Century City's lone lease transaction of note was Stroock & Stroock & Lavan LLP's renewal and expansion at 2029 Century Park East. Financial consideration for the 10-year, 62,500-square feet was unreported.


Two tenants will put additional square footage back onto the market. Pacific Capital Group and its wholly owned Rubin Chambers Dunhill Insurance Services unit will vacate 1919 Avenue of the Stars in early 2006 and move into 20,000 square feet at 9355 Wilshire Blvd. in Beverly Hills. The new 10-year lease, estimated to be worth more than $20 million, takes up half the building.


Landlord's market
With few new office projects expected in 2006, the Westside could remain a landlord's market as owners leverage higher occupancy for higher rents and early renewals. Average asking rates for Class A space rose 19 cents in 2005 to $2.90 per square foot. Class B rates also rose, up from $2.51 per square foot at the end of 2004 to $2.63 at the close of 2005.

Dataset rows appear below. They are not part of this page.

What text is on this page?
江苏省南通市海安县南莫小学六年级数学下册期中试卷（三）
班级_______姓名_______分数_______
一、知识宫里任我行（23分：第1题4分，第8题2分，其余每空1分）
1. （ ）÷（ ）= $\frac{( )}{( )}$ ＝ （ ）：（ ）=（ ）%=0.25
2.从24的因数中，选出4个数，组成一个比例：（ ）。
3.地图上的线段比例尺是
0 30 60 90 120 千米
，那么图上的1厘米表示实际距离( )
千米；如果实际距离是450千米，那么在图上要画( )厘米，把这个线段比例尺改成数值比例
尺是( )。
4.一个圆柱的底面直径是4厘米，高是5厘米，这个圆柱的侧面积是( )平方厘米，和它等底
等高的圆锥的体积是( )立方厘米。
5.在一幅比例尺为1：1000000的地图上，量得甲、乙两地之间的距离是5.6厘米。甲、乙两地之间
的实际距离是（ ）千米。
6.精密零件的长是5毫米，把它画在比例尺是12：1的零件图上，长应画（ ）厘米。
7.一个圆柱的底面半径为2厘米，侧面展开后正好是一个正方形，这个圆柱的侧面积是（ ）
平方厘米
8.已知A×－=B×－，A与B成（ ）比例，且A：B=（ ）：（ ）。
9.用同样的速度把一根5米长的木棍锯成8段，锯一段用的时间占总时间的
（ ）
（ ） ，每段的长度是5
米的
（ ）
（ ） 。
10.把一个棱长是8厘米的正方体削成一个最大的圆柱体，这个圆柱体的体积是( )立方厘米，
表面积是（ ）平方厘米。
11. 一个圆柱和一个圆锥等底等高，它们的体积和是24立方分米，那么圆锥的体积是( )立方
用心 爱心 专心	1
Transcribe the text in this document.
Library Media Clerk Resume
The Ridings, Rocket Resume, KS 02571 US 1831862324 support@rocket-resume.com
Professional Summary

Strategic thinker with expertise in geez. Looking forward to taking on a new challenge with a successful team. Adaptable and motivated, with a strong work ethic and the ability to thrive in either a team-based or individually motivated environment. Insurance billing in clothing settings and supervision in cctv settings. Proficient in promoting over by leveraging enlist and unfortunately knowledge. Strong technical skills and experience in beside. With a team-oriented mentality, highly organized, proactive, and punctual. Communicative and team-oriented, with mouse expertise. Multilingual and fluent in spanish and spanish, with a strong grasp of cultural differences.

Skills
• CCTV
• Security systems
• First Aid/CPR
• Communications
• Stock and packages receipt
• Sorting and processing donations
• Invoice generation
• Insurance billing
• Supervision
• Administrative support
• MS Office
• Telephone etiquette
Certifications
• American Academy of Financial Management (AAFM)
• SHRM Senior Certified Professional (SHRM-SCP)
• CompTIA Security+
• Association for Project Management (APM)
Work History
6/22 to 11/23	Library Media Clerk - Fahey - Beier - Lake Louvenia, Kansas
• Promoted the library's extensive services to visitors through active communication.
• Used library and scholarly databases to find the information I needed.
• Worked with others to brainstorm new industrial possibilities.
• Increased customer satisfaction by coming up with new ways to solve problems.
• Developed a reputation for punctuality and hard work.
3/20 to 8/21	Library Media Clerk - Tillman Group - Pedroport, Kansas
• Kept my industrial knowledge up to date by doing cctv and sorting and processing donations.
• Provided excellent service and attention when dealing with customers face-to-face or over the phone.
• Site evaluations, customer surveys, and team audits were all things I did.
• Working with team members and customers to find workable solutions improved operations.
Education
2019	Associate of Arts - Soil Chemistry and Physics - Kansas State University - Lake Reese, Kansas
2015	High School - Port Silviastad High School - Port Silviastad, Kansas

Consider Brentwood, where Class A rates rose 24 cents on the year. "The World Savings building, jewel of the Arden Realty Inc. portfolio, is asking $3.25 to $3.75 for its office floors," said Grubb & Ellis' DuMont. "That's up from the $2.35 to $2.40 they were asking in 2004, when they were doing a ton of leasing there."


Santa Monica's low vacancy rate helped drive the Westside's largest increase in Class A rates, up 34 cents from a year ago to $3.48 per square foot.


The Westside's lowest asking rates were in the Marina Del Rey/Culver City area at $2.40 per square foot for Class A space and $2.17 per square foot for Class B. Though low, rates were on the rise in 2005, driven by declining overall vacancy, which dropped 7.4 percent to 8.4 percent at year-end.


The dynamic is due to two factors, Mirkin explained. "If the rates in Santa Monica are averaging $3, the $2 range in Culver City is still considered economic." Another factor was decreasing office inventory caused by conversions. "In some areas like Marina Del Rey, what was office and industrial space is being converted to residential," Mirkin said.